Weather Prevents Different Giraffe Species From Interbreeding

In zoos, different giraffe species will readily mate, but if the species cross paths in Kenya, their rain-driven mating cycles won’t be in sync

Giraffes hanging out on the savannah
Giraffes hanging out on the savannah Photo by Luca Galozzi/Wikimedia Commons

We tend to think of giraffes as a single species, but in Kenya not one but three types of giraffe occupy the same scruffy grasslands. These three species–the Masai, Reticulated and Rothschild’s giraffe–often encounter one another in the wild and look similar, but they each maintain a unique genetic makeup and do not interbreed. And yet, throw a male Masai and a female Rothschild’s giraffe, a male Rothschild or a female Reticulated–or any combination thereof–together in a zoo enclosure, and those different species will happily devote themselves to making hybrid giraffe babies.

What is it, then, that keeps these species apart in the wild?

Researchers from the University of California, Los Angeles, may be close to an answer. In nature, at least one of four potential barriers typically keeps similar-looking and similar-acting but distinct species from becoming intimate: distance, physical blocks, disparate habitats or seasonal differences, like rainfall. In the case of the Kenyan giraffes, the researchers could simply look at the habitat and know that physical barriers could probably be ruled out; no mountains, canyons or great bodies of water prevent the giraffes from finding one another. Likewise, giraffes sometimes have home ranges of up to 380 square miles, and those ranges may overlap. Distance alone, therefore, was probably not stopping the animals from meeting.

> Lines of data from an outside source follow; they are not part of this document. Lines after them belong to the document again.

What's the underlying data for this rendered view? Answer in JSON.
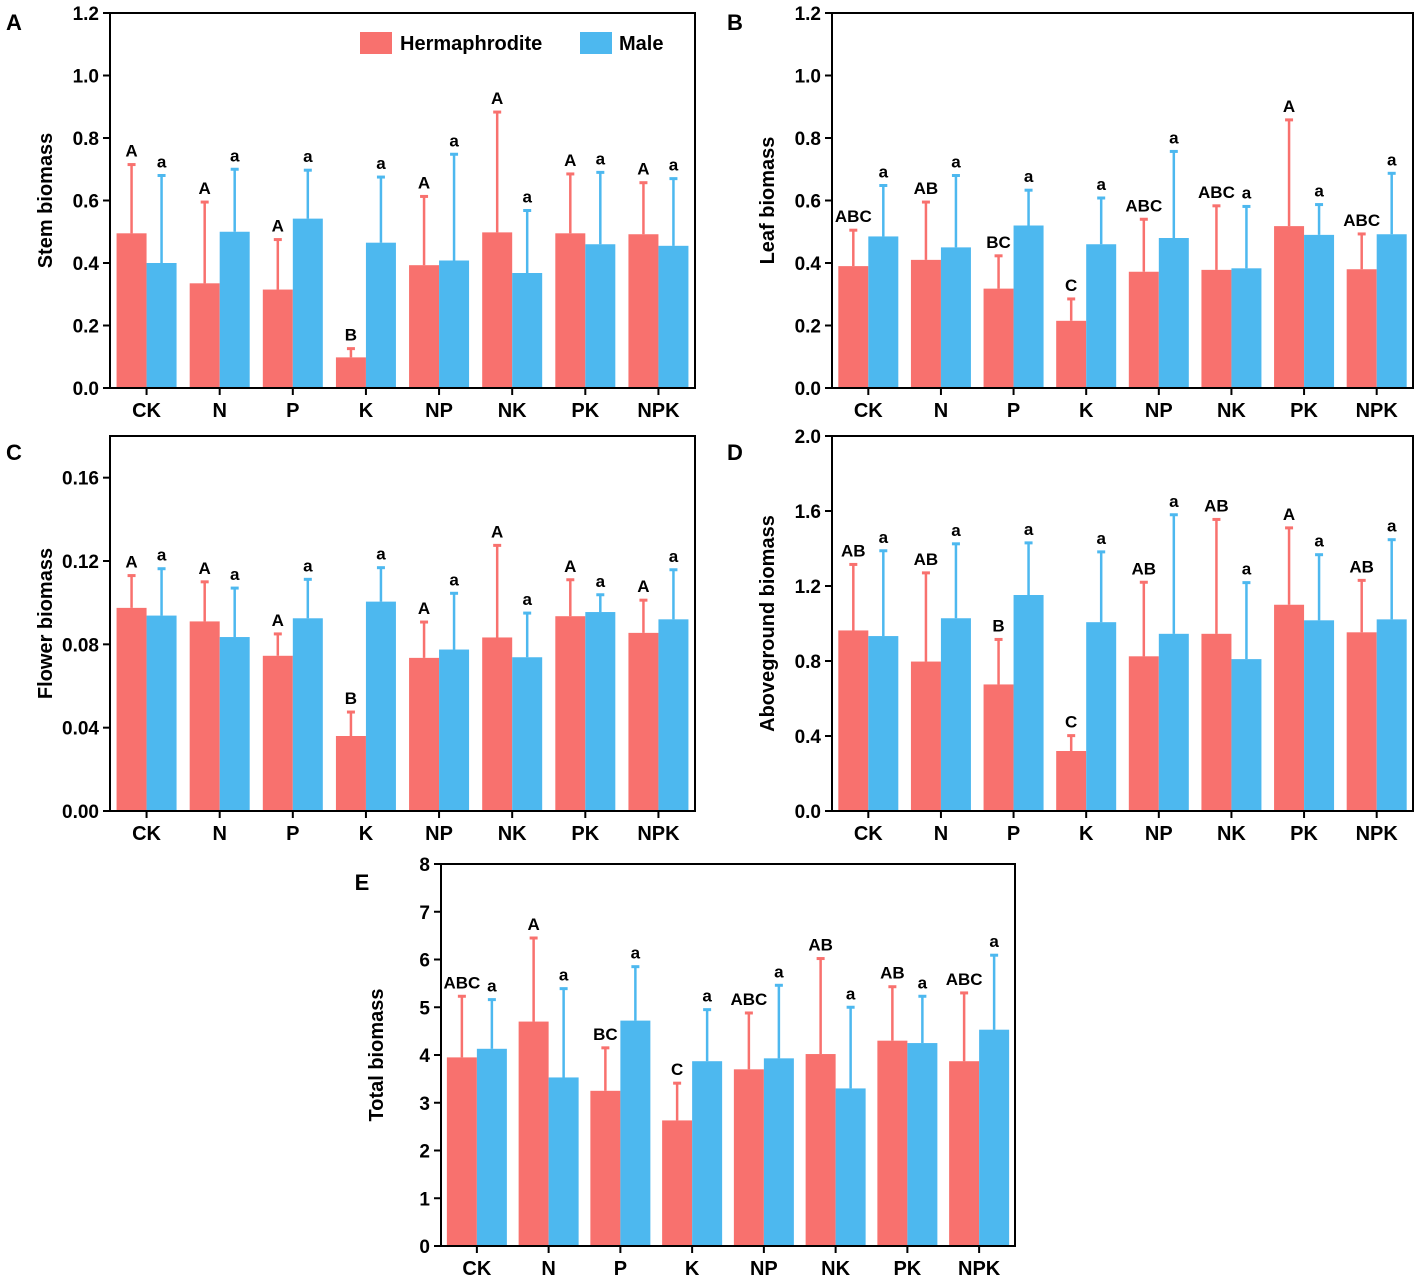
{
  "colors": {
    "hermaphrodite": "#F8716E",
    "male": "#4DB8EF",
    "axis": "#000000"
  },
  "legend": {
    "hermaphrodite_label": "Hermaphrodite",
    "male_label": "Male"
  },
  "chart_data": [
    {
      "panel": "A",
      "type": "bar",
      "title": "",
      "xlabel": "",
      "ylabel": "Stem biomass",
      "categories": [
        "CK",
        "N",
        "P",
        "K",
        "NP",
        "NK",
        "PK",
        "NPK"
      ],
      "ylim": [
        0,
        1.2
      ],
      "ticks": [
        0.0,
        0.2,
        0.4,
        0.6,
        0.8,
        1.0,
        1.2
      ],
      "tick_labels": [
        "0.0",
        "0.2",
        "0.4",
        "0.6",
        "0.8",
        "1.0",
        "1.2"
      ],
      "legend_position": "top-right",
      "series": [
        {
          "name": "Hermaphrodite",
          "values": [
            0.495,
            0.335,
            0.315,
            0.098,
            0.393,
            0.498,
            0.495,
            0.492
          ],
          "error": [
            0.22,
            0.26,
            0.16,
            0.028,
            0.22,
            0.385,
            0.19,
            0.165
          ],
          "letters": [
            "A",
            "A",
            "A",
            "B",
            "A",
            "A",
            "A",
            "A"
          ]
        },
        {
          "name": "Male",
          "values": [
            0.4,
            0.5,
            0.542,
            0.465,
            0.408,
            0.368,
            0.46,
            0.455
          ],
          "error": [
            0.28,
            0.2,
            0.155,
            0.21,
            0.34,
            0.2,
            0.23,
            0.215
          ],
          "letters": [
            "a",
            "a",
            "a",
            "a",
            "a",
            "a",
            "a",
            "a"
          ]
        }
      ]
    },
    {
      "panel": "B",
      "type": "bar",
      "title": "",
      "xlabel": "",
      "ylabel": "Leaf biomass",
      "categories": [
        "CK",
        "N",
        "P",
        "K",
        "NP",
        "NK",
        "PK",
        "NPK"
      ],
      "ylim": [
        0,
        1.2
      ],
      "ticks": [
        0.0,
        0.2,
        0.4,
        0.6,
        0.8,
        1.0,
        1.2
      ],
      "tick_labels": [
        "0.0",
        "0.2",
        "0.4",
        "0.6",
        "0.8",
        "1.0",
        "1.2"
      ],
      "series": [
        {
          "name": "Hermaphrodite",
          "values": [
            0.39,
            0.41,
            0.318,
            0.215,
            0.372,
            0.378,
            0.518,
            0.38
          ],
          "error": [
            0.115,
            0.185,
            0.105,
            0.07,
            0.168,
            0.205,
            0.34,
            0.113
          ],
          "letters": [
            "ABC",
            "AB",
            "BC",
            "C",
            "ABC",
            "ABC",
            "A",
            "ABC"
          ]
        },
        {
          "name": "Male",
          "values": [
            0.485,
            0.45,
            0.52,
            0.46,
            0.48,
            0.383,
            0.49,
            0.492
          ],
          "error": [
            0.163,
            0.23,
            0.113,
            0.148,
            0.277,
            0.198,
            0.097,
            0.195
          ],
          "letters": [
            "a",
            "a",
            "a",
            "a",
            "a",
            "a",
            "a",
            "a"
          ]
        }
      ]
    },
    {
      "panel": "C",
      "type": "bar",
      "title": "",
      "xlabel": "",
      "ylabel": "Flower biomass",
      "categories": [
        "CK",
        "N",
        "P",
        "K",
        "NP",
        "NK",
        "PK",
        "NPK"
      ],
      "ylim": [
        0,
        0.18
      ],
      "ticks": [
        0.0,
        0.04,
        0.08,
        0.12,
        0.16
      ],
      "tick_labels": [
        "0.00",
        "0.04",
        "0.08",
        "0.12",
        "0.16"
      ],
      "series": [
        {
          "name": "Hermaphrodite",
          "values": [
            0.0975,
            0.091,
            0.0745,
            0.036,
            0.0735,
            0.0833,
            0.0935,
            0.0855
          ],
          "error": [
            0.0155,
            0.019,
            0.0105,
            0.0115,
            0.0172,
            0.0442,
            0.0175,
            0.0157
          ],
          "letters": [
            "A",
            "A",
            "A",
            "B",
            "A",
            "A",
            "A",
            "A"
          ]
        },
        {
          "name": "Male",
          "values": [
            0.0938,
            0.0835,
            0.0925,
            0.1005,
            0.0775,
            0.0738,
            0.0955,
            0.092
          ],
          "error": [
            0.0225,
            0.0235,
            0.0187,
            0.0163,
            0.027,
            0.0212,
            0.0083,
            0.0238
          ],
          "letters": [
            "a",
            "a",
            "a",
            "a",
            "a",
            "a",
            "a",
            "a"
          ]
        }
      ]
    },
    {
      "panel": "D",
      "type": "bar",
      "title": "",
      "xlabel": "",
      "ylabel": "Aboveground biomass",
      "categories": [
        "CK",
        "N",
        "P",
        "K",
        "NP",
        "NK",
        "PK",
        "NPK"
      ],
      "ylim": [
        0,
        2.0
      ],
      "ticks": [
        0.0,
        0.4,
        0.8,
        1.2,
        1.6,
        2.0
      ],
      "tick_labels": [
        "0.0",
        "0.4",
        "0.8",
        "1.2",
        "1.6",
        "2.0"
      ],
      "series": [
        {
          "name": "Hermaphrodite",
          "values": [
            0.963,
            0.797,
            0.675,
            0.32,
            0.825,
            0.945,
            1.1,
            0.953
          ],
          "error": [
            0.352,
            0.473,
            0.24,
            0.082,
            0.395,
            0.61,
            0.41,
            0.277
          ],
          "letters": [
            "AB",
            "AB",
            "B",
            "C",
            "AB",
            "AB",
            "A",
            "AB"
          ]
        },
        {
          "name": "Male",
          "values": [
            0.933,
            1.028,
            1.152,
            1.007,
            0.945,
            0.81,
            1.017,
            1.022
          ],
          "error": [
            0.455,
            0.397,
            0.278,
            0.375,
            0.635,
            0.408,
            0.35,
            0.425
          ],
          "letters": [
            "a",
            "a",
            "a",
            "a",
            "a",
            "a",
            "a",
            "a"
          ]
        }
      ]
    },
    {
      "panel": "E",
      "type": "bar",
      "title": "",
      "xlabel": "",
      "ylabel": "Total biomass",
      "categories": [
        "CK",
        "N",
        "P",
        "K",
        "NP",
        "NK",
        "PK",
        "NPK"
      ],
      "ylim": [
        0,
        8
      ],
      "ticks": [
        0,
        1,
        2,
        3,
        4,
        5,
        6,
        7,
        8
      ],
      "tick_labels": [
        "0",
        "1",
        "2",
        "3",
        "4",
        "5",
        "6",
        "7",
        "8"
      ],
      "series": [
        {
          "name": "Hermaphrodite",
          "values": [
            3.95,
            4.7,
            3.25,
            2.63,
            3.7,
            4.02,
            4.3,
            3.87
          ],
          "error": [
            1.28,
            1.75,
            0.9,
            0.78,
            1.18,
            2.0,
            1.13,
            1.43
          ],
          "letters": [
            "ABC",
            "A",
            "BC",
            "C",
            "ABC",
            "AB",
            "AB",
            "ABC"
          ]
        },
        {
          "name": "Male",
          "values": [
            4.13,
            3.53,
            4.72,
            3.87,
            3.93,
            3.3,
            4.25,
            4.53
          ],
          "error": [
            1.03,
            1.86,
            1.13,
            1.08,
            1.53,
            1.7,
            0.98,
            1.56
          ],
          "letters": [
            "a",
            "a",
            "a",
            "a",
            "a",
            "a",
            "a",
            "a"
          ]
        }
      ]
    }
  ]
}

Either habitat or seasonal differences, they suspected, was the likely firewall preventing species from getting up close and personal with one another. To tease out the roles of these potential drivers, the authors built computer models that took into account a range of factors, including climate, habitat, human presence and genotypes from 429 giraffes that they sampled from 51 sites around Kenya. Just to make sure they weren’t unfairly excluding distance and physical obstacles from the list of possible dividers, they also included elevation values–some giraffes were found in the steep Rift Valley–and the distance between populations of giraffes sampled.

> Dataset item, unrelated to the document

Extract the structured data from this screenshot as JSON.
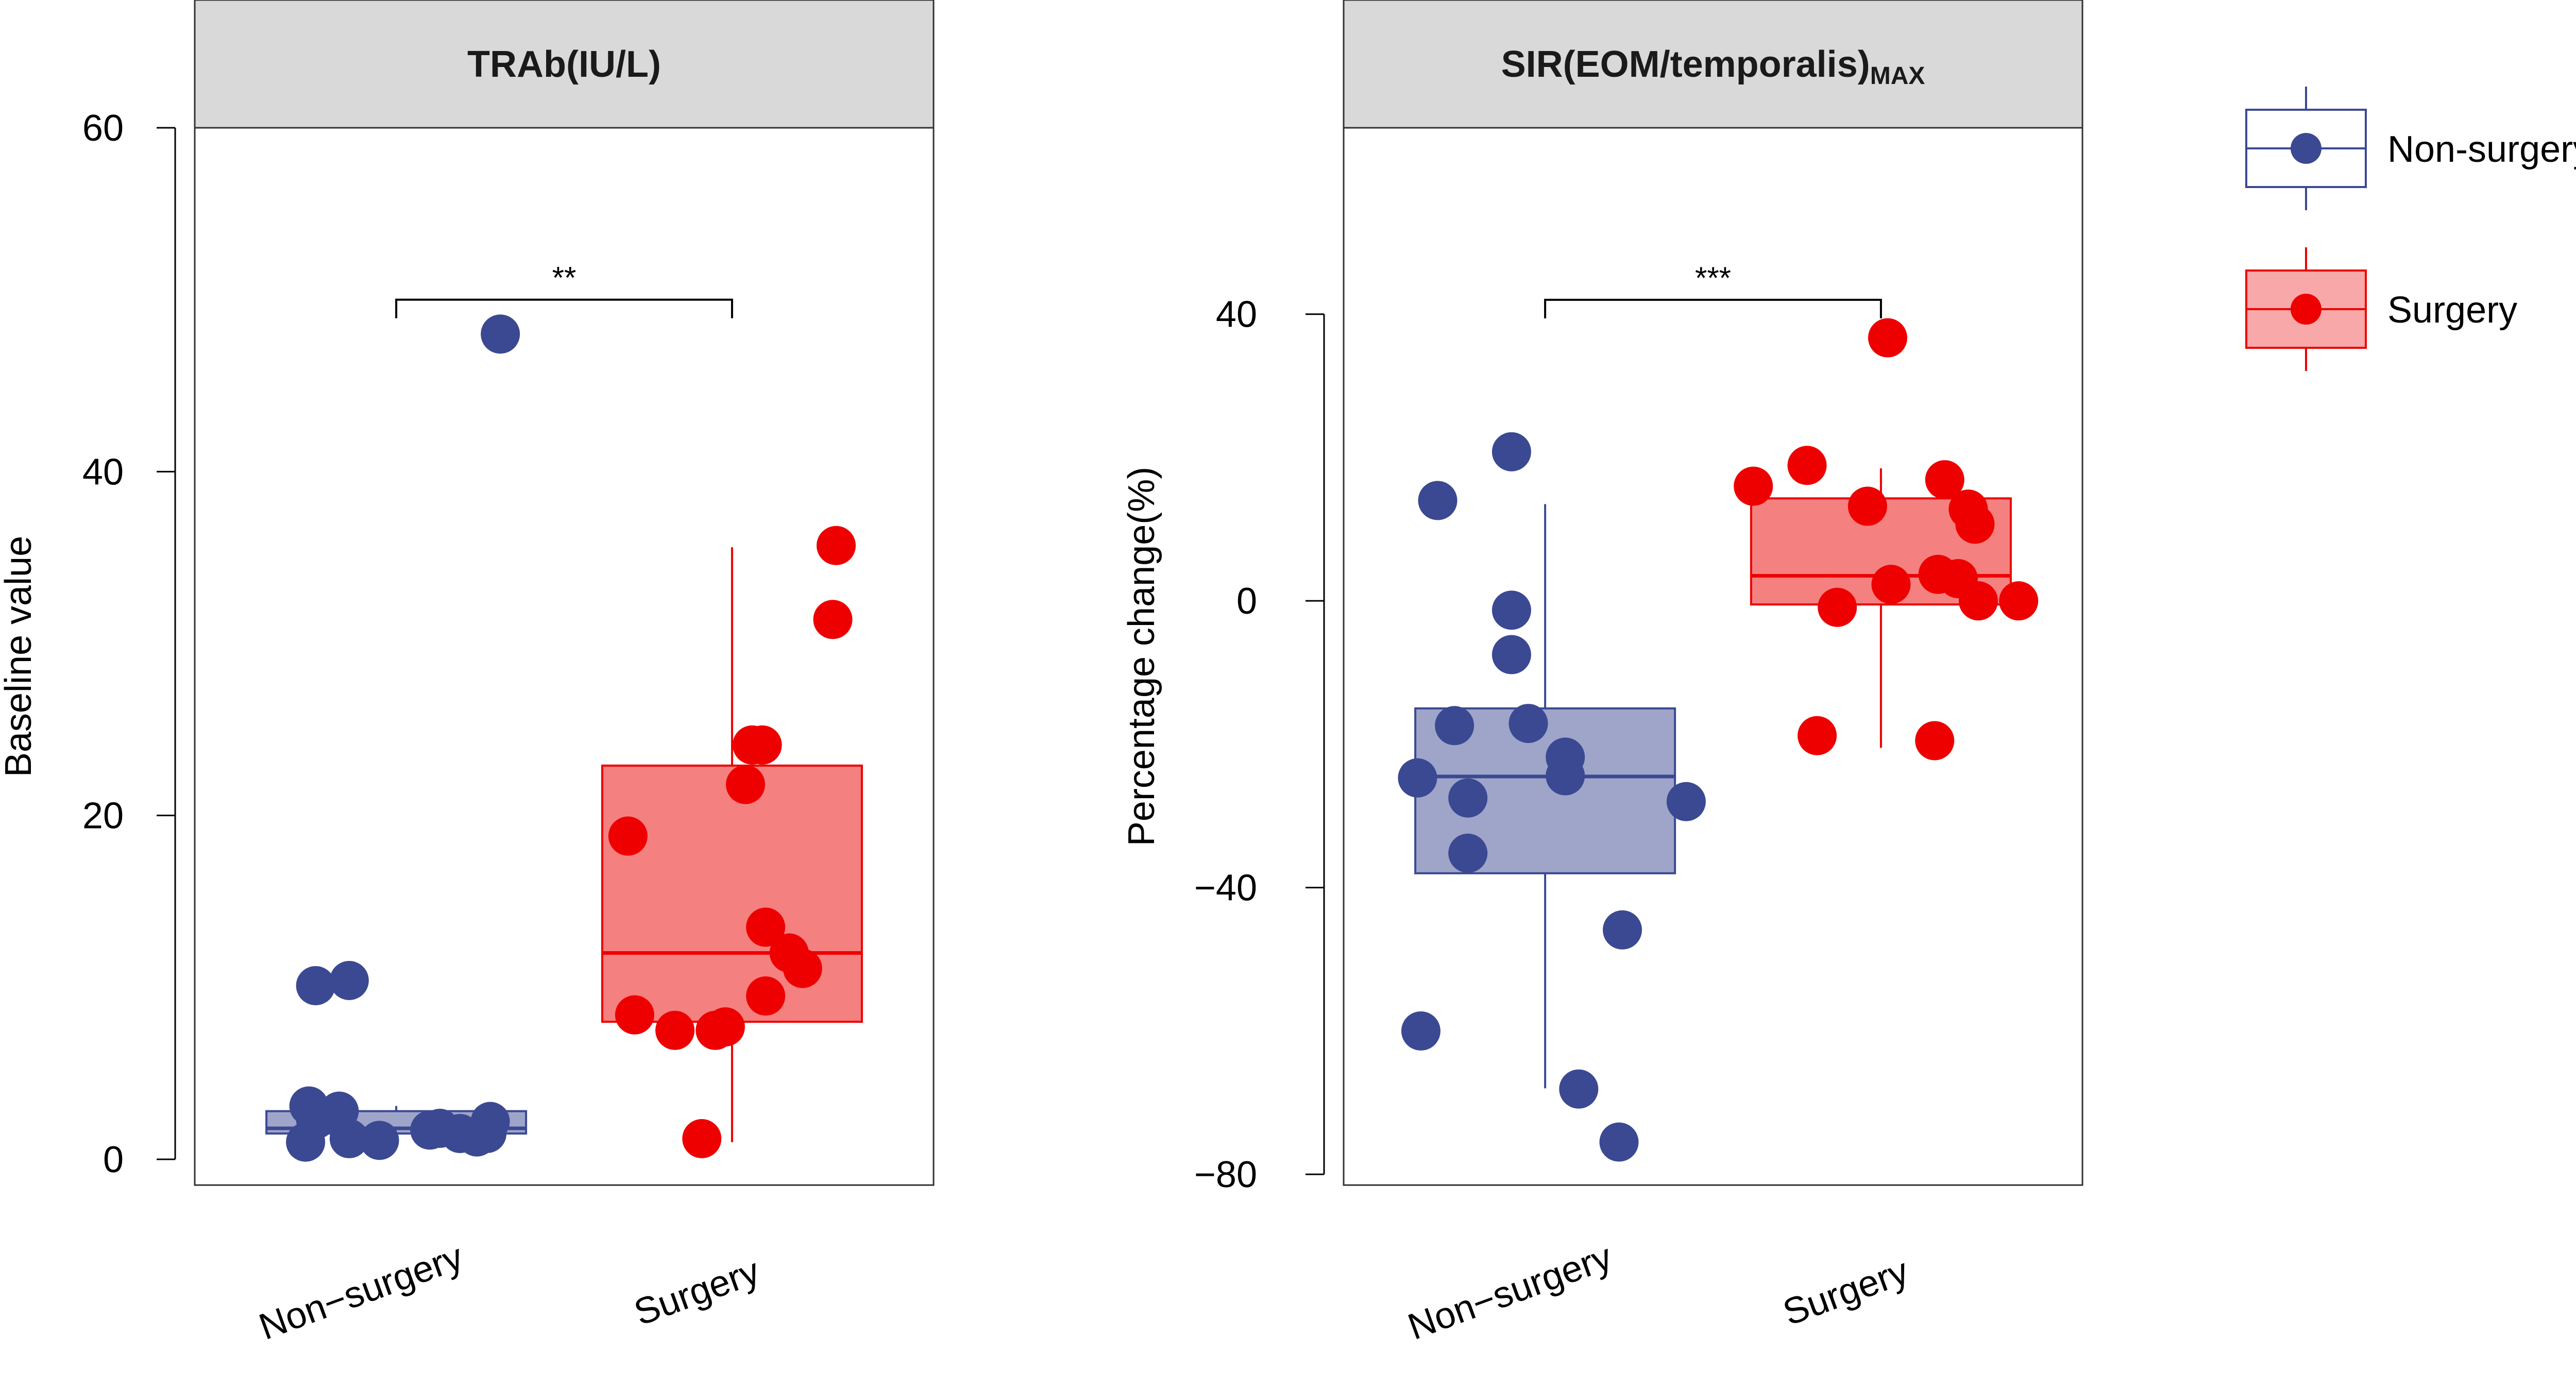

According to their statistical model, regional differences in rain–and the subsequent greening of the plains that it triggers–best explain genetic divergence between giraffe species, the researchers write in the journal PLoS One. East Africa experiences three different regional peaks in rain per year–April and May, July and August and December through March–and those distinct weather envelopes trisect Kenya.

So, although the trio of giraffe species sometimes overlap in range, the authors samples as well as previous studies revealed that they tend to each live and mate in one of those three geographic rain pockets, both within Kenya and throughout the greater East Africa region.

The researchers’ model used 10,000 randomly selected locations in Kenya to predict where each giraffe species would occur based on rainfall. Red corresponds with Rothschild’s, blue with Reticulated and green with Masai. The authors then overlaid those predictions with actual observations of where groups of those species occur. Crosses correspond with Masai, triangles with Rothschild’s and asterisks with Reticulated. Photo by Thomassen et. al, PLoS One

Giraffe species sync their pregnancies up with rain patterns to ensure enough vegetation is around to support the energetically taxing processes of gestation, birth and lactation for mother giraffes, the authors think. Not much information is available on giraffe births, but the few observations on this topic do confirm that giraffe species tend to have their babies during the local wet season, they report. 

And while the models indicate that rain is the primary divider keeping giraffes apart, the authors point out that the animals also may be recognizing differences in one another’s coat patterns, for example. But scientists do not know enough about how giraffes chose mates or whether they can distinguish potential mates between species to give the species possible due credit for recognizing one another.

Whether rain alone or some combination of rain and recognition trigger mating, in the wild, at least, those mechanisms seem to work well for keeping giraffe species apart. It will be interesting to see whether this separation is maintained as climate changes.